Удивительно безумие, до которого доходят умные люди, взросшие в отчуждении от действительной жизни и ослепленные гордой уверенностью в непогрешимости разума и логики. Обожание разума, отвратив их от положительной религии, доводит их, наконец, до ненависти ко всякому верованию в Единого Живого Бога. Но те из них, которые добросовестны настолько, что не могут отвергать потребности в вере, заявляемой всем человечеством, те, у кого есть еще сердце, не совсем иссушенное черствой логикой мысли, допускают законность религиозного чувства в природе человеческой и пытаются удовлетворить его какой-то новой, ими измышленной религией. Вот тут и приходится дивиться мечтательности планов, изобретаемых умами, по-видимому стремящимися изгнать все похожее на мечту, из своих выводов и соображений. Штраус, в своем сочинении «О старой и новой вере», отвергая христианство, говорит с энтузиазмом о религиозном чувстве, но предметом его и центром ставит вместо Живого Бога идею вселенной, так называемое Universum. В Лондоне появились в свете найденные по смерти Милля» отрывочные мысли его о религии под заглавием «Три статьи о религии: Природа, Польза религии и Деизм». Пользу религии он признает несомненно, но отвергает христианство, хотя выражается о лице Христа с величайшим энтузиазмом. «Невозможно, – говорит он, – оспаривать великое значение религии для отдельного человека; это источник личного удовлетворения и высокого духовного настроения для каждого. Но спрашивается, для достижения этого блага необходимо ли переступить за границы обитаемого нами мира, или без того одна идеализация нашей земной жизни, одно возбуждение и развитие высших о ней представлений могут создать для нас поэзию, и даже в высшем смысле этого слова, религию, такую, которая была бы способна возвышать чувства наши и могла бы (с помощью воспитания) еще лучше, чем вера в существа невидимые, благородить наше существование и деятельность?»

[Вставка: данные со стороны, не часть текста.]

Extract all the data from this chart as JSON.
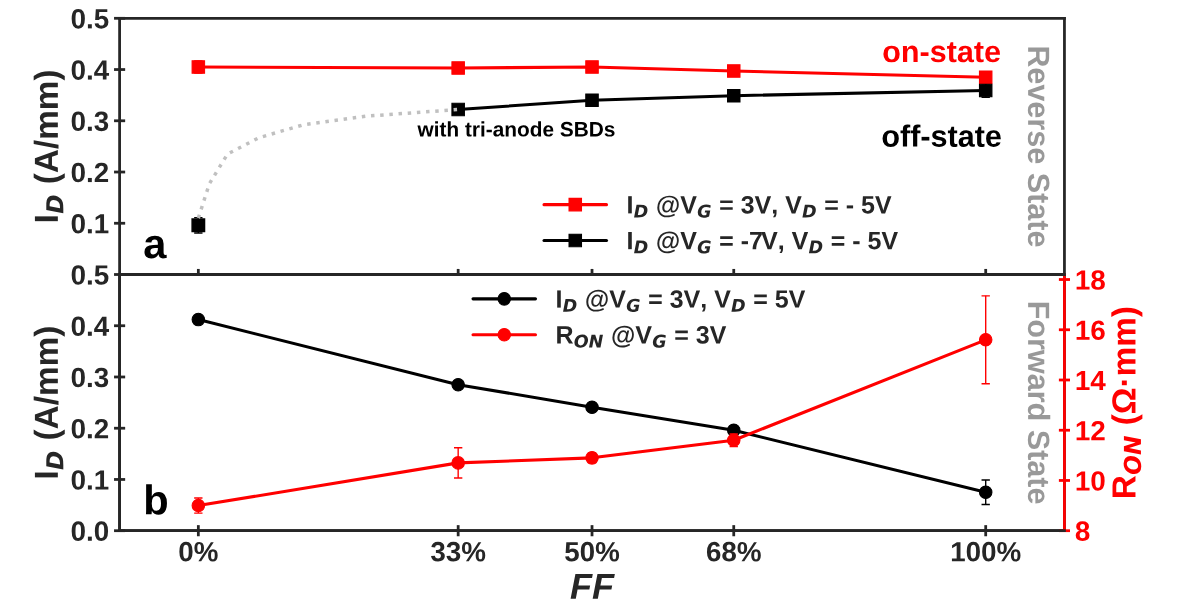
{
  "chart_data": [
    {
      "type": "line",
      "ylabel": "I$_{D}$ (A/mm)",
      "xlim": [
        -10,
        110
      ],
      "ylim": [
        0,
        0.5
      ],
      "yticks": [
        0.1,
        0.2,
        0.3,
        0.4,
        0.5
      ],
      "tick_labels": "y",
      "grid": false,
      "legend": "bottom right",
      "marker": "square",
      "series": [
        {
          "name": "I$_{D}$ @V$_{G}$ = 3V, V$_{D}$ = - 5V",
          "color": "#ff0000",
          "x": [
            0,
            33,
            50,
            68,
            100
          ],
          "values": [
            0.405,
            0.403,
            0.405,
            0.397,
            0.385
          ],
          "errors": [
            0.012,
            0.008,
            0.008,
            0.008,
            0.01
          ]
        },
        {
          "name": "I$_{D}$ @V$_{G}$ = -7V, V$_{D}$ = - 5V",
          "color": "#000000",
          "x": [
            33,
            50,
            68,
            100
          ],
          "values": [
            0.322,
            0.34,
            0.349,
            0.359
          ],
          "errors": [
            0.005,
            0.006,
            0.01,
            0.013
          ]
        },
        {
          "type": "scatter",
          "color": "#000000",
          "x": [
            0
          ],
          "values": [
            0.096
          ],
          "errors": [
            0.015
          ]
        },
        {
          "color": "#c0c0c0",
          "marker": "none",
          "line_style": "dotted",
          "x": [
            0,
            1.4,
            3.7,
            7.7,
            13.3,
            21.3,
            33
          ],
          "values": [
            0.11,
            0.177,
            0.235,
            0.267,
            0.292,
            0.309,
            0.322
          ]
        }
      ],
      "annotations": [
        "on-state",
        "off-state",
        "with tri-anode SBDs",
        "a",
        "Reverse State"
      ]
    },
    {
      "type": "line",
      "xlabel": "FF",
      "ylabel": "I$_{D}$ (A/mm)",
      "y2label": "R$_{ON}$ (Ω·mm)",
      "xlim": [
        -10,
        110
      ],
      "ylim": [
        0,
        0.5
      ],
      "y2lim": [
        8,
        18.2
      ],
      "xticks": [
        {
          "value": 0,
          "label": "0%"
        },
        {
          "value": 33,
          "label": "33%"
        },
        {
          "value": 50,
          "label": "50%"
        },
        {
          "value": 68,
          "label": "68%"
        },
        {
          "value": 100,
          "label": "100%"
        }
      ],
      "yticks": [
        {
          "value": 0,
          "label": "0.0"
        },
        0.1,
        0.2,
        0.3,
        0.4,
        0.5
      ],
      "y2ticks": [
        8,
        10,
        12,
        14,
        16,
        18
      ],
      "grid": false,
      "legend": "top",
      "marker": "circle",
      "series": [
        {
          "name": "I$_{D}$ @V$_{G}$ = 3V, V$_{D}$ = 5V",
          "color": "#000000",
          "x": [
            0,
            33,
            50,
            68,
            100
          ],
          "values": [
            0.412,
            0.285,
            0.241,
            0.196,
            0.075
          ],
          "errors": [
            0.006,
            0.006,
            0.006,
            0.006,
            0.024
          ]
        },
        {
          "name": "R$_{ON}$ @V$_{G}$ = 3V",
          "axis": "y2",
          "color": "#ff0000",
          "x": [
            0,
            33,
            50,
            68,
            100
          ],
          "values": [
            9.0,
            10.7,
            10.9,
            11.6,
            15.6
          ],
          "errors": [
            0.3,
            0.6,
            0.2,
            0.25,
            1.75
          ]
        }
      ],
      "annotations": [
        "b",
        "Forward State"
      ]
    }
  ]
}
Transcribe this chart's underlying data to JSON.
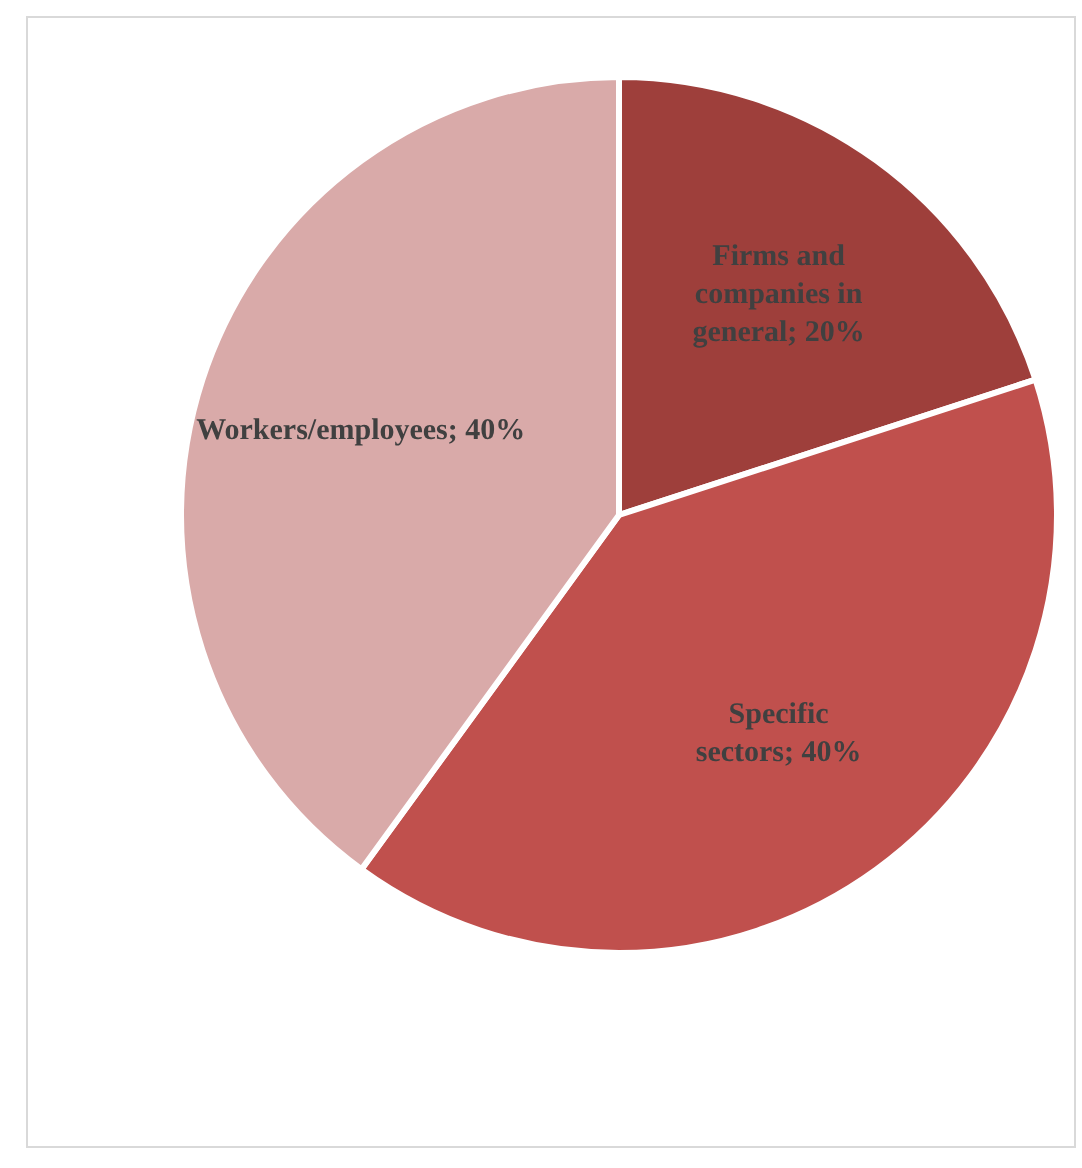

Вопрос – достойный Милля, каким мы его знаем по истории его воспитания. Любопытно, как же он решает этот вопрос. Милль не мог искать решения, подобно Штраусу, в идее вселенной; не мог потому, что Милль, странно сказать, не верует в природу; в начале той же книги он, верный, как всегда, отчуждению своему от жизни, входит в исследование: «Насколько верно то учение, которое полагает в природе мерило правды и неправды, добро и зло; и руководственным началом для человека ставит сообразование с природою или подражание природе». Этого учения Милль не признает, потому что в природе видит слепую силу и ничего более. Она внушает желания, которых не удовлетворяет, воздвигает великие дарования, силы и дела с тем, чтобы в одно мгновение сокрушить их, – словом сказать, разоряет в миг, слепо и случайно, все, что ею самою создано. Оттого Милль отказывается строить на природе какую бы то ни было систему нравственности или религии.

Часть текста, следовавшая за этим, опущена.